Référence : 2023 CAF 100

[TRADUCTION FRANÇAISE]

CORAM :

LE JUGE BOIVIN

LE JUGE LOCKE

LE JUGE LEBLANC

 

ENTRE :

 

MAGASIN CHÂTEAU D’IVOIRE INC.

 

appelante

 

et

 

LE PROCUREUR GÉNÉRAL DU CANADA

 

intimé

 

Requête jugée sur dossier sans comparution des parties.

Jugement rendu à Ottawa (Ontario), le 12 mai 2023.

MOTIFS DU JUGEMENT :

LE JUGE LOCKE

Y ONT SOUSCRIT :

LE JUGE BOIVIN

LE JUGE LEBLANC

 


Date : 20230512


Dossier : A-71-22

Référence : 2023 CAF 100

CORAM :

LE JUGE BOIVIN

LE JUGE LOCKE

LE JUGE LEBLANC

 

ENTRE :

 

MAGASIN CHÂTEAU D’IVOIRE INC.

 

appelante

 

et

 

LE PROCUREUR GÉNÉRAL DU CANADA

 

intimé

 

MOTIFS DU JUGEMENT

LE JUGE LOCKE

[1] Il s’agit d’un appel prévu par la loi, interjeté auprès de la Cour fédérale par l’appelante, Magasin Château d’Ivoire Inc. (Château d’Ivoire), relativement à une décision rendue par la directrice et présidente-directrice générale (la directrice) du Centre d’analyse des opérations et déclarations financières du Canada (le CANAFE).

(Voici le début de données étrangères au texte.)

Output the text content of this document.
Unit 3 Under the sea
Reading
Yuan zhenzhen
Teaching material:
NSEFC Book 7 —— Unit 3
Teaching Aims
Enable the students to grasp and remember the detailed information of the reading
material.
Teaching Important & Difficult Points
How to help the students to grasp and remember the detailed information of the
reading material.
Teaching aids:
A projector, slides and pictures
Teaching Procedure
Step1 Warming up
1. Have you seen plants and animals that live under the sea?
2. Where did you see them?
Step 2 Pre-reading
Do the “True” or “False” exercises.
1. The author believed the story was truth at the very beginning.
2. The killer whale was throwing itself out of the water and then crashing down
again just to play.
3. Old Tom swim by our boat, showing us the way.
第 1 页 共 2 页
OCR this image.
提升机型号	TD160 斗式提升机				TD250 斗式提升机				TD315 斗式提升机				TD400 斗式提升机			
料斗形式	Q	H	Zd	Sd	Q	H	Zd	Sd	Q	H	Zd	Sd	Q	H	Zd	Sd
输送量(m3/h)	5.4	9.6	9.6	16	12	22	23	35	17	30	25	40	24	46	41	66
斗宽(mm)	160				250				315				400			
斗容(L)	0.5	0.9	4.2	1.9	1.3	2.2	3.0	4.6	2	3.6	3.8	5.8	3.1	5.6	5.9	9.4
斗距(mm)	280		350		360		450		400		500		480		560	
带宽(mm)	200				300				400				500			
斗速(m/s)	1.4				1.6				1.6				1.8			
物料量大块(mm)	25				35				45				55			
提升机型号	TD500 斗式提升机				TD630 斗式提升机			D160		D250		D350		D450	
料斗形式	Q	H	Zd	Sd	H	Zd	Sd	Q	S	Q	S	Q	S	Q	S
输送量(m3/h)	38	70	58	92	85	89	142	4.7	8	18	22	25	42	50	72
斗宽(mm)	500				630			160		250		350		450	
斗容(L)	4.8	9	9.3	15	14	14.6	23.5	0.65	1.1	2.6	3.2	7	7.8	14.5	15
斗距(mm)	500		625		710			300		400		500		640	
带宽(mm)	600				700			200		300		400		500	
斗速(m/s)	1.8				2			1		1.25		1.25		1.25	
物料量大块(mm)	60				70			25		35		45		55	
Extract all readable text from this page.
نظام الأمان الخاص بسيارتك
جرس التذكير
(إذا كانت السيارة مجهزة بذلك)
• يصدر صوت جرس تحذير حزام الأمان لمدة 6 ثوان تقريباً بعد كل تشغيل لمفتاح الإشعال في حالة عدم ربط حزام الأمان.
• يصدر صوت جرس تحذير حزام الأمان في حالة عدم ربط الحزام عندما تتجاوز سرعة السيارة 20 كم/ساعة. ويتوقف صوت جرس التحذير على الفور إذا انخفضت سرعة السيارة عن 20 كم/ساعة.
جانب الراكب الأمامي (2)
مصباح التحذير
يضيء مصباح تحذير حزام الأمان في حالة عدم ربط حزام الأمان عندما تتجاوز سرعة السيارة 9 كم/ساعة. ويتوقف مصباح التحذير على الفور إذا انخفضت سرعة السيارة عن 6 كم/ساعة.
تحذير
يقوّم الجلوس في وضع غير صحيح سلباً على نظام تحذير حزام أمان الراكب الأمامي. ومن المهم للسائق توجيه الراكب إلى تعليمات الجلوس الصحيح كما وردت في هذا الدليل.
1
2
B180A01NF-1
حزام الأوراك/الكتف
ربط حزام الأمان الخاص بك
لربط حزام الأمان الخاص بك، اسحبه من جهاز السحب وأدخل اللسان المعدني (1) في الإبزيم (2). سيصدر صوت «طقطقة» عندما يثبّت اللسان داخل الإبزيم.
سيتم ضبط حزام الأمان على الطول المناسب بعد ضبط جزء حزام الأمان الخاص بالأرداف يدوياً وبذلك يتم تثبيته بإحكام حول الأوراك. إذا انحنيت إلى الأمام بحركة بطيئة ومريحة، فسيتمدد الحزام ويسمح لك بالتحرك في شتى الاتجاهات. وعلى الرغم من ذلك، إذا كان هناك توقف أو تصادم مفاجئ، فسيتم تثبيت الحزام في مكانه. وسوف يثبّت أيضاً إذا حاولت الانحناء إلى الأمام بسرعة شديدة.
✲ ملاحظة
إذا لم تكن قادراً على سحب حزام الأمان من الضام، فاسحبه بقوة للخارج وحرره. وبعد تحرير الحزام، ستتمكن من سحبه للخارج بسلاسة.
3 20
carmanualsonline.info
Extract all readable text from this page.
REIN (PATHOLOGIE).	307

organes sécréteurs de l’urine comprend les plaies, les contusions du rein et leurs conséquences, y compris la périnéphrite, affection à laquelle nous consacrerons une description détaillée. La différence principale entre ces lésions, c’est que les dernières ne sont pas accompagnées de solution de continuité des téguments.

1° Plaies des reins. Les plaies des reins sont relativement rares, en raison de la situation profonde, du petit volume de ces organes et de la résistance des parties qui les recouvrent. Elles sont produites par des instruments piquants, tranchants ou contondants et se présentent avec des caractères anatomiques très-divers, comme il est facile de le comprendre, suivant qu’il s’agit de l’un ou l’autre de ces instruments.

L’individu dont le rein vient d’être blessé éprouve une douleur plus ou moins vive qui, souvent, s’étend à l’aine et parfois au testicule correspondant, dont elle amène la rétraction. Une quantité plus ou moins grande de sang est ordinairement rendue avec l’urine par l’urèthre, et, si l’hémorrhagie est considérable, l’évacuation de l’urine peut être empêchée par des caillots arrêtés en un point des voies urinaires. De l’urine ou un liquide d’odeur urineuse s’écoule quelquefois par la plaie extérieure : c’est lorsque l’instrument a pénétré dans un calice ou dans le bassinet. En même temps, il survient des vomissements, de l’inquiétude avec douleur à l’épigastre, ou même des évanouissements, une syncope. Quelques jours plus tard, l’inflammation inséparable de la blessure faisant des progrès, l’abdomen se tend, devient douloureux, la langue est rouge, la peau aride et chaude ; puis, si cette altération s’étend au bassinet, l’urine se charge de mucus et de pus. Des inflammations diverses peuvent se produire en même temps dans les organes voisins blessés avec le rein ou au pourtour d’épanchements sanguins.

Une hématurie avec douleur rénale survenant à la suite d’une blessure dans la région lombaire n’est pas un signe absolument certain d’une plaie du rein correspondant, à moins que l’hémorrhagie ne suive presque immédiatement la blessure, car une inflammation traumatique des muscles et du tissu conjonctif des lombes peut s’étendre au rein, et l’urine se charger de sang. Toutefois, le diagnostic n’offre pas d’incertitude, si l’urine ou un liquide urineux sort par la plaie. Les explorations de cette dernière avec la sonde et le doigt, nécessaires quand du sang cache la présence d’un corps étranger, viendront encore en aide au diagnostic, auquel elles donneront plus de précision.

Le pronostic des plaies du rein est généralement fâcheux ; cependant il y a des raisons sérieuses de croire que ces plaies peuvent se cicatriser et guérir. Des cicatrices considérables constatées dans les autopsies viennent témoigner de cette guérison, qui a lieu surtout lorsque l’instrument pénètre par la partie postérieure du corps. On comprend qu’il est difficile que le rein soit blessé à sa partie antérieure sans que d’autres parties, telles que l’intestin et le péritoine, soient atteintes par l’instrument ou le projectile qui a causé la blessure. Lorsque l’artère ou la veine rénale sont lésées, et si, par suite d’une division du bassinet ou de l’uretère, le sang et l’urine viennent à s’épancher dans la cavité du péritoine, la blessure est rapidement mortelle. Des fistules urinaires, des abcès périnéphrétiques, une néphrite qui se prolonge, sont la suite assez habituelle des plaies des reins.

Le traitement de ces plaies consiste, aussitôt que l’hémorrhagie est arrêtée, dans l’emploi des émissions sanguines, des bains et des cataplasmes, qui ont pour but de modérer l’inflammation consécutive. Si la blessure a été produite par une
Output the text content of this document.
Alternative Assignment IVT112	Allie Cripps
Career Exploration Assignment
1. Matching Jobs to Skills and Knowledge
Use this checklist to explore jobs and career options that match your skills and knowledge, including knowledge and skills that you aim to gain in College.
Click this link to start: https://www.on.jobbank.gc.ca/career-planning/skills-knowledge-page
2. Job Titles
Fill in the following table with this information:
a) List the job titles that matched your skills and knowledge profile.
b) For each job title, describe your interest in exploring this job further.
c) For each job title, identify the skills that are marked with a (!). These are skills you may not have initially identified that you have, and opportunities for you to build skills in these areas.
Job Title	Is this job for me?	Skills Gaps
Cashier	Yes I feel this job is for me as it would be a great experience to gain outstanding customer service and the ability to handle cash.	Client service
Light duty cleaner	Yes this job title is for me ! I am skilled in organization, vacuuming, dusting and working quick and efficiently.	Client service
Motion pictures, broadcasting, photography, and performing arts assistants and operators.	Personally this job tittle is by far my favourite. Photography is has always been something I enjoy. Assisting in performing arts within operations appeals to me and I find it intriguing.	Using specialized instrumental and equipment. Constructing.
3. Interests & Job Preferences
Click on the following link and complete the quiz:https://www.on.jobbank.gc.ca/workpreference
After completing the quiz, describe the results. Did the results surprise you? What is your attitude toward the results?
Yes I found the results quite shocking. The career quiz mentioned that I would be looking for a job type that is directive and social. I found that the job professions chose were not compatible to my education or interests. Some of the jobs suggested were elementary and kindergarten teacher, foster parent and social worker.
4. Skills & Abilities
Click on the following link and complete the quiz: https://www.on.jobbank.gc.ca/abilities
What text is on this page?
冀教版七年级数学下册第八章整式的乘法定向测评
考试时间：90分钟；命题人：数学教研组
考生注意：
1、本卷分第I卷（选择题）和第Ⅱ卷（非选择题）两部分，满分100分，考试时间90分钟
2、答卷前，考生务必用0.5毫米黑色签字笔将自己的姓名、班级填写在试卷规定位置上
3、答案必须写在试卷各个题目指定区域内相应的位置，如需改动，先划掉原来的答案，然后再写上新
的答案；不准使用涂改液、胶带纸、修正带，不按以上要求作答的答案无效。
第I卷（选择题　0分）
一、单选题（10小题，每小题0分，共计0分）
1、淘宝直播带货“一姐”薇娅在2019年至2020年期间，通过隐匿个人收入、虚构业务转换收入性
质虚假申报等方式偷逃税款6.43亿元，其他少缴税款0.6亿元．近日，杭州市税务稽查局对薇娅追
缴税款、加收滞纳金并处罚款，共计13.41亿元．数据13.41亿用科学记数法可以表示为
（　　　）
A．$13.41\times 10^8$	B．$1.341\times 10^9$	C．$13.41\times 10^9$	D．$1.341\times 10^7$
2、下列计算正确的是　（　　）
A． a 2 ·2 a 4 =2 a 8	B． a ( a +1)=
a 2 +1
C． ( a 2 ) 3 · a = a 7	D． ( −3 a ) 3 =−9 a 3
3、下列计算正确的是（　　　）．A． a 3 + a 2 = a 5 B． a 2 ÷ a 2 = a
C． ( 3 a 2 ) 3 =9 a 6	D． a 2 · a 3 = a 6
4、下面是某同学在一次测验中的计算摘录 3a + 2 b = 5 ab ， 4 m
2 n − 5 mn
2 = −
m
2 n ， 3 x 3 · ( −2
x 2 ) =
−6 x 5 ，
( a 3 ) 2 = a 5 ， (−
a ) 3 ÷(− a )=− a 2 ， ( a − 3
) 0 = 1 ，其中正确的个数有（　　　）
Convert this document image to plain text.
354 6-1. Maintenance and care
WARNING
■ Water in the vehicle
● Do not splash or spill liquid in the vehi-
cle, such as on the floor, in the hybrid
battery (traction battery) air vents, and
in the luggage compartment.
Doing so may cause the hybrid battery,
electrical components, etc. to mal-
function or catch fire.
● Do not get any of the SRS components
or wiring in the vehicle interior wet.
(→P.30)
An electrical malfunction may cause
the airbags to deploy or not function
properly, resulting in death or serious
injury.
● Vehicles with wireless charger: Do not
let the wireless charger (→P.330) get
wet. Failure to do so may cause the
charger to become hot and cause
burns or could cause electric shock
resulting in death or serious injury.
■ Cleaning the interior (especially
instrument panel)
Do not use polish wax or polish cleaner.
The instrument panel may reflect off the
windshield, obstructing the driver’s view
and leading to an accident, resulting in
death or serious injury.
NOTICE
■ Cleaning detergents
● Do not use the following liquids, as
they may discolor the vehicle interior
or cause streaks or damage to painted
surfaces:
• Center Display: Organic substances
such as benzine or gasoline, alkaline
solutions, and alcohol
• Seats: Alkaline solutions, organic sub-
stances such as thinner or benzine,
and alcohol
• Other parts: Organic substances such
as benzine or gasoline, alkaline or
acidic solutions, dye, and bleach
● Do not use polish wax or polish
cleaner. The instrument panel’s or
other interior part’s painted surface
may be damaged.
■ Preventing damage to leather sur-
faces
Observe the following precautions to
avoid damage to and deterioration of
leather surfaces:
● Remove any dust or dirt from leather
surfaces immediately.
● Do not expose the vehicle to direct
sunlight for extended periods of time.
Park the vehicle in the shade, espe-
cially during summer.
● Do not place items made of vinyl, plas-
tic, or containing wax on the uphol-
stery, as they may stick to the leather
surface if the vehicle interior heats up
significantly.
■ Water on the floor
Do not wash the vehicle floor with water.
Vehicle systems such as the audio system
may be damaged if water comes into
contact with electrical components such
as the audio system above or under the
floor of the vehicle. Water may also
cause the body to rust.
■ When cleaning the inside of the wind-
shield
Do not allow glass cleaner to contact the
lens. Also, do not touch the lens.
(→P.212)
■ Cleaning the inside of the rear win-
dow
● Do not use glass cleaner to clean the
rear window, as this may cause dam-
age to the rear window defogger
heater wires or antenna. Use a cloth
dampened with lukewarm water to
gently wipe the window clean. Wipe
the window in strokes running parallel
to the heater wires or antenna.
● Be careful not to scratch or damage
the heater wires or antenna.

Par cette décision, la directrice a confirmé le procès-verbal qui imposait des pénalités administratives pécuniaires à Château d’Ivoire en application de la Loi sur le recyclage des produits de la criminalité et le financement des activités terroristes, L.C. 2000, ch. 17.

[2] Devant notre Cour, Château d’Ivoire interjette appel de l’ordonnance rendue par la Cour fédérale (2022 FC 405, sous la plume du juge Peter G. Pamel), qui a rejeté la requête que Château d’Ivoire avait déposée en application des articles 317 et 318 des Règles des Cours fédérales, DORS/98-106 (les Règles), en vue d’obtenir la transmission de certains documents. Château d’Ivoire avait présenté cette requête après que le CANAFE eut rejeté sa demande visant à obtenir des documents en application de l’article 317 des Règles parce que ces documents n’avaient pas été examinés par la directrice, laquelle avait rendu la décision contestée.

[3] Par souci de commodité, je reproduis ci-après le texte du paragraphe 317(1) des Règles :

Obtention de documents en la possession d’un office fédéral

Material in the Possession of a Tribunal

Matériel en la possession de l’office fédéral

Material from tribunal

317 (1) Toute partie peut demander la transmission des documents ou des éléments matériels pertinents quant à la demande, qu’elle n’a pas mais qui sont en la possession de l’office fédéral dont l’ordonnance fait l’objet de la demande, en signifiant à l’office une requête à cet effet puis en la déposant. La requête précise les documents ou les éléments matériels demandés.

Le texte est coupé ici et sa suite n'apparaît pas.